In their Excellent as always write up on this year’s public domain class, Duke University’s Jennifer Jenkins says:
Now that these works are in the public domain, anyone can make them available to the public. This enables access to our cultural heritage—access to materials that might otherwise be forgotten. As mentioned earlier, 1926 was a long time ago and the majority of works from that year are out of circulation. When they enter the public domain in 2022, anyone can republish or post them online.
And she calls this the Tip of a metling Iceberg. It’s a good metaphor. We are bad at historical preservation of copyrighted works although many of us are working to change that, and it is especially poignent this year as the first film adaptation of The Great Gatsby enters the public domain. It’s ours now, or it would be if it still existed. (It’s been lost for decades, because it was no longer commercially viable.)
I think that to focus completely on access sells things a little short. Sure, we can share these works as is, but we can also adapt them, change them, reprocess them, and use them to explore our modern world.
Citzen DJ from the Library Of Congress is a project to enable sampling and remixing public domain works, and weaving them in to something new. As of today, they can legally include any pre 1923 sound recording (and it looks like they will add them soon.)
When any work enters the public domain, that opens things up for projects like the Gaming Like it’s 1926 Public Domain Game Jam.
Basically, as of today, we can adapt these works for the screen, or set the to music, record covers, produce new arrangements, make remixes, sample, and create something new.
So what entered the public domain?
Lots of stuff, but here are some highlights:
- The 1926 first edition of Winnie the Pooh, by A A Milne including its illustrations
- Langston Hughes’ The Weary Blues, a collection of poetry intended to be set to music
- Ernest Hemingway, The Sun Also Rises
- Agatha Christie, The Murder of Roger Ackroyd
- William Faulkner, Soldiers’ Pay (his first novel)
- Music by Mamie Smith including
- Kitchen Mechanic Blues
- Early recordings from Enrico Caruso, Ethel Waters, Fanny Brice, and literally thousands of others.
- Don Juan (first feature-length film to use the Vitaphone sound system)
- Faust (German expressionist classic)
And, of course, all of this is in addition to all the works from 1926 that were already in the public domain, such as The General.

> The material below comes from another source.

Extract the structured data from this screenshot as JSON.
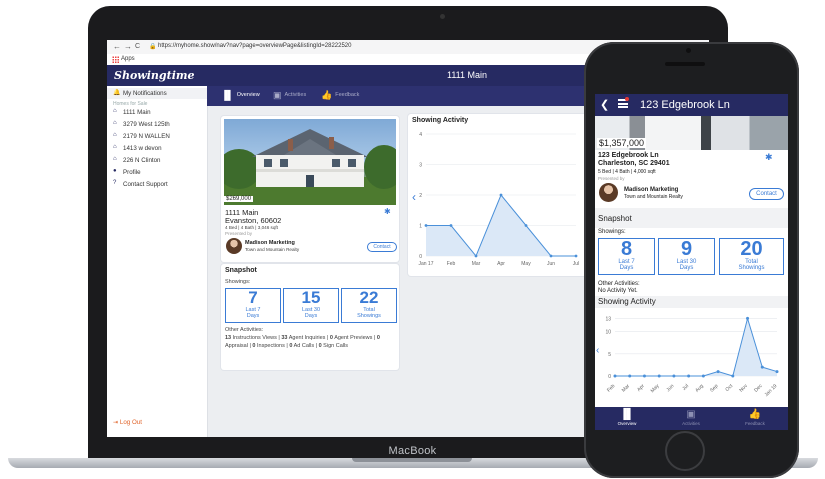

So when can I use this stuff?
It depends! Just because it’s legal for these works to be shared and remixed now doesn’t automatically meant that they will become available. Only through the dedicated effort of lots of volunteers and institutions do these works actually get digitized and shared.
So if there’s something you’re itching to get at (linking Citizen DJ to the National Jukebox for example) wait a few hours, or a few days. It’ll probably happen. If that’s too slow for you, you can start tracking down originals and digitizing them yourself, or help fund the work done by The Internet Archive, Hathitrust, or one of the other great libraries, museums, institutions, or archives that makes this content available.